Having strong ab muscles are important for your body. There are a few exercises that target the stomach muscles and make them hard in only 4 weeks.
One of the easiest exercises is when you lie down on the ground with your back totally flat, you then raise your legs off the ground and point your feet up in the air. Keep your hands behind your head for support. This is a leg raise and to make sure that you keep your feet off the ground you can place an object under your feet so you can make sure that your feet dont touch the ground after each repetition. Each time you lift your legs a few inches off the floor that is 1 rep. Remember to take deep breaths while doing this. You can also do a crunch by lifting your torso and head off the floor and crunching your stomach muscles. Do 12 repetitions 3 times then you can take a rest
Crunches will cause a lot of tension in your ab muscles if you are doing them correctly. If you feel tension in your legs or back you are doing them incorrectly. Keep doing the crunches and leg lifts every day for 30 days, after this time you will be sure to see a big difference in the strength of your abdominal muscles. When you are exercising it is important to drink lots of water so you do not get dehydrated. You can change the workout to 3 days a week for maintenance when you have reached the level you are happy with.
It is also necessary to watch your diet and change the exercises every often. To get an even tougher workout from this exercise, put on heavy boots while doing the leg raise process in order to increase the amount of work.

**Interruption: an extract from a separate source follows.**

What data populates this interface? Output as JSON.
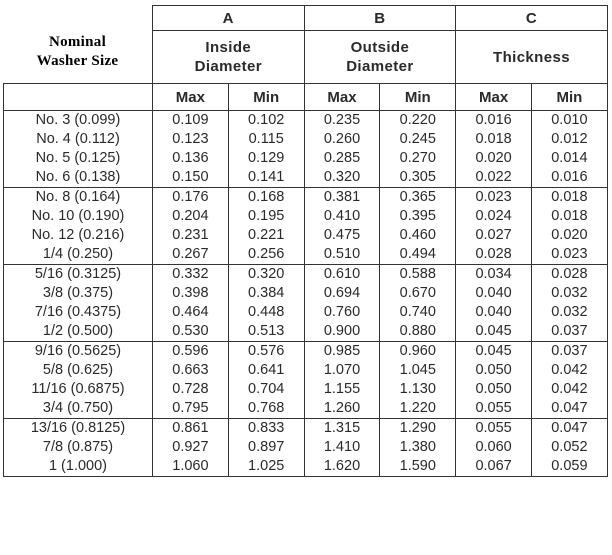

When choosing your diet make sure you eat plenty of complex carbohydrates like brown rice and lots of greens like vegetables. It is important to have a high protein intake because this helps your muscles grow. When you have more muscle in your body you will burn more fat naturally. Try to eat 6 small meals per day and spread out the meals every 3 hours. To be able to see your abdominals properly you need to have a lower percentage of bodyfat.
It is not possible to see your abs if your body fat is not low enough, a layer of fat covers your abs . So the only way to see your abs is to eat less calories than your body requires to slowly get rid of the stored fat. Doing high intensity cardio 3-4 times a week for 20 minutes will help a great deal.